One of my publications just became available to the public on PubMed. The publication deals with the use of transcranial magnetic stimulation in autism spectrum disorders, more specifically, why I thought it could offer a good therapeutic intervention, and some of the results from our laboratory. Having had the idea and written the article I can only offer my eternal gratitude to a wonderful group of collaborators capable of making dreams come true.
In the following paragraphs I offer both the abstract and the conclusions to the article.
Despite growing knowledge about autism spectrum disorder (ASD), research findings have not been translated into curative treatment. At present, most therapeutic interventions provide for symptomatic treatment. Outcomes of interventions are judged by subjective endpoints (e.g., behavioral assessments) which alongside the highly heterogeneous nature of ASD account for wide variability in the effectiveness of treatments. Transcranial magnetic stimulation (TMS) is one of the first treatments that targets a putative core pathological feature of autism, specifically the cortical inhibitory imbalance that alters gamma frequency synchronization. Studies show that low frequency TMS over the dorsolateral prefrontal cortex (DLPC) of individuals with ASD decreases the power of gamma activity and increases the difference between gamma responses to target and non-target stimuli. TMS improves executive function skills related to self-monitoring behaviors and the ability to apply corrective actions. These improvements manifest themselves as a reduction of stimulus bound behaviors and diminished sympathetic arousal. Results become more significant with increasing number of sessions and bear synergism when used along with neurofeedback. When applied at low frequencies in individuals with ASD, TMS appears to be safe and to improve multiple patient-oriented outcomes. Future studies should be conducted in large populations to establish predictors of outcomes (e.g., genetic profiling), length of persistence of benefits, and utility of booster sessions.

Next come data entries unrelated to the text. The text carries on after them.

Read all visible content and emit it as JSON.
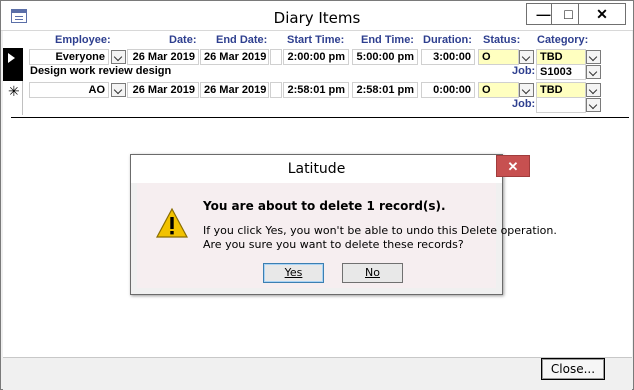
{
  "window": {
    "title": "Diary Items",
    "minimize": "—",
    "maximize": "□",
    "close": "✕"
  },
  "headers": {
    "employee": "Employee:",
    "date": "Date:",
    "end_date": "End Date:",
    "start_time": "Start Time:",
    "end_time": "End Time:",
    "duration": "Duration:",
    "status": "Status:",
    "category": "Category:"
  },
  "records": [
    {
      "employee": "Everyone",
      "date": "26 Mar 2019",
      "end_date": "26 Mar 2019",
      "start_time": "2:00:00 pm",
      "end_time": "5:00:00 pm",
      "duration": "3:00:00",
      "status": "O",
      "category": "TBD",
      "job_label": "Job:",
      "job": "S1003",
      "description": "Design work review design"
    },
    {
      "employee": "AO",
      "date": "26 Mar 2019",
      "end_date": "26 Mar 2019",
      "start_time": "2:58:01 pm",
      "end_time": "2:58:01 pm",
      "duration": "0:00:00",
      "status": "O",
      "category": "TBD",
      "job_label": "Job:",
      "job": "",
      "new_row_marker": "✳"
    }
  ],
  "footer": {
    "close_label": "Close..."
  },
  "dialog": {
    "title": "Latitude",
    "close": "✕",
    "message": "You are about to delete 1 record(s).",
    "detail_line1": "If you click Yes, you won't be able to undo this Delete operation.",
    "detail_line2": "Are you sure you want to delete these records?",
    "yes_label": "Yes",
    "no_label": "No",
    "icon": "warning-icon"
  }
}
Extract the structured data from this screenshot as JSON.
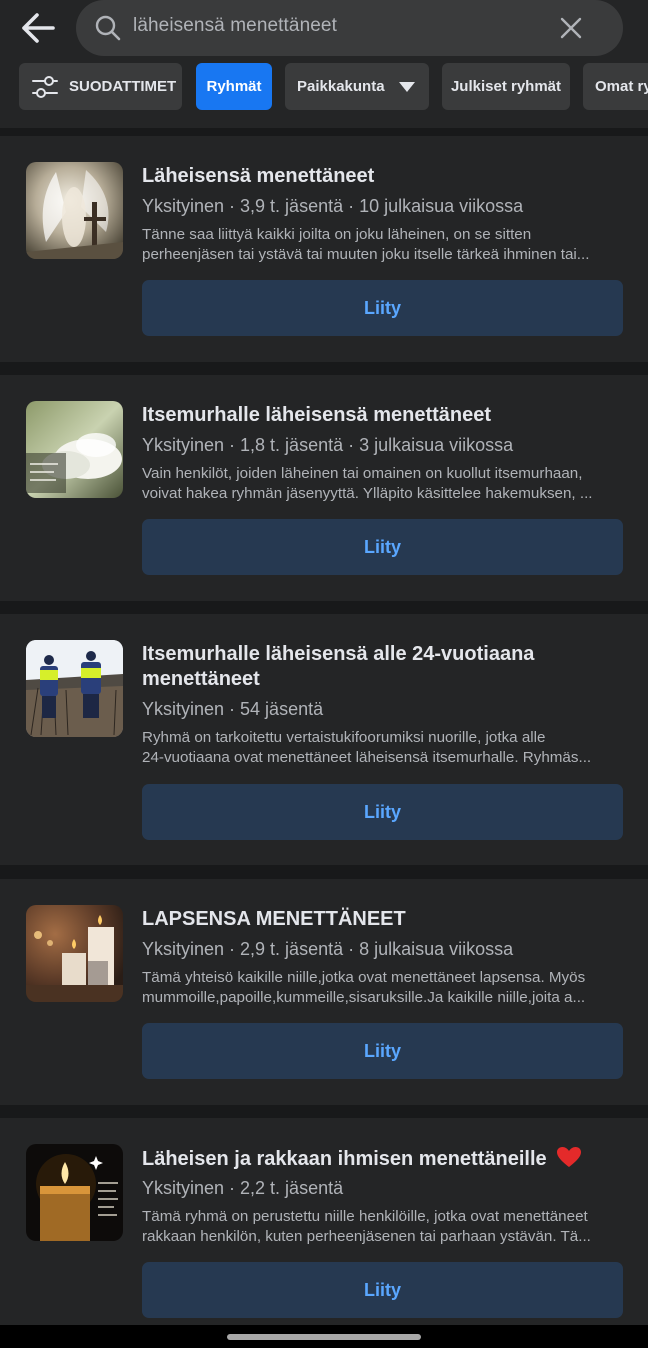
{
  "search": {
    "query": "läheisensä menettäneet"
  },
  "filters": {
    "filters_label": "SUODATTIMET",
    "groups_label": "Ryhmät",
    "location_label": "Paikkakunta",
    "public_groups_label": "Julkiset ryhmät",
    "own_groups_label": "Omat ry"
  },
  "groups": [
    {
      "title": "Läheisensä menettäneet",
      "meta": "Yksityinen · 3,9 t. jäsentä · 10 julkaisua viikossa",
      "desc_line1": "Tänne saa liittyä kaikki joilta on joku läheinen, on se sitten",
      "desc_line2": "perheenjäsen tai ystävä tai muuten joku itselle tärkeä ihminen tai...",
      "join_label": "Liity"
    },
    {
      "title": "Itsemurhalle läheisensä menettäneet",
      "meta": "Yksityinen · 1,8 t. jäsentä · 3 julkaisua viikossa",
      "desc_line1": "Vain henkilöt, joiden läheinen tai omainen on kuollut itsemurhaan,",
      "desc_line2": "voivat hakea ryhmän jäsenyyttä. Ylläpito käsittelee hakemuksen, ...",
      "join_label": "Liity"
    },
    {
      "title_line1": "Itsemurhalle läheisensä alle 24-vuotiaana",
      "title_line2": "menettäneet",
      "meta": "Yksityinen · 54 jäsentä",
      "desc_line1": "Ryhmä on tarkoitettu vertaistukifoorumiksi nuorille, jotka alle",
      "desc_line2": "24-vuotiaana ovat menettäneet läheisensä itsemurhalle. Ryhmäs...",
      "join_label": "Liity"
    },
    {
      "title": "LAPSENSA MENETTÄNEET",
      "meta": "Yksityinen · 2,9 t. jäsentä · 8 julkaisua viikossa",
      "desc_line1": "Tämä yhteisö kaikille niille,jotka ovat menettäneet lapsensa. Myös",
      "desc_line2": "mummoille,papoille,kummeille,sisaruksille.Ja kaikille niille,joita a...",
      "join_label": "Liity"
    },
    {
      "title": "Läheisen ja rakkaan ihmisen menettäneille",
      "meta": "Yksityinen · 2,2 t. jäsentä",
      "desc_line1": "Tämä ryhmä on perustettu niille henkilöille, jotka ovat menettäneet",
      "desc_line2": "rakkaan henkilön, kuten perheenjäsenen tai parhaan ystävän. Tä...",
      "join_label": "Liity"
    }
  ],
  "colors": {
    "background": "#18191a",
    "card": "#242526",
    "accent": "#1877f2",
    "join_button_bg": "#263951",
    "join_button_text": "#5aa7ff"
  },
  "icons": [
    "back-arrow-icon",
    "search-icon",
    "close-icon",
    "sliders-icon",
    "caret-down-icon",
    "heart-icon"
  ]
}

In summary, the cerebral cortex’s inherent excitatory/inhibitory bias demands the presence of dampening mechanisms to maintain a proper set point when acquiring and processing stimuli. This bias is altered in ASD individuals and manifested as gamma oscillation abnormalities, deficits in executive function, and stimulus bound behaviors. TMS is a non-invasive therapeutic intervention capable of modulating evoked and induced gamma oscillations and altering maladaptive behaviors83. Recent reviews of the literature suggest that TMS is safe and effective when used in ASD54,84–91. Selecting appropriate outcome measures is of importance due to limitations in presently available sham procedures that help define differences between active and control populations92. It is therefore of importance that the selection process for outcome measures extends beyond subjective methods, such as behavioral screening, and into unbiased electrophysiological measures that maximize both internal and statistical validity. In addition, objective measures of quality care should be instituted and analyzed by themselves rather than being considered surrogate measures of outcomes. We have found that autonomic measures, themselves related to behavior problems and emotional regulation, help define functional changes associated with ASD while simultaneously monitoring adverse experiences80,81. At present, efforts should focus on developing large sample clinical trials with targeted inclusionary/exclusionary criteria and longitudinal follow-up. This will allow testing critical questions regarding possible predictors of outcome (e.g., genetic profiling), length of persistence of benefits, assessing outcome according to severity of phenotypic presentation, and utility of booster sessions.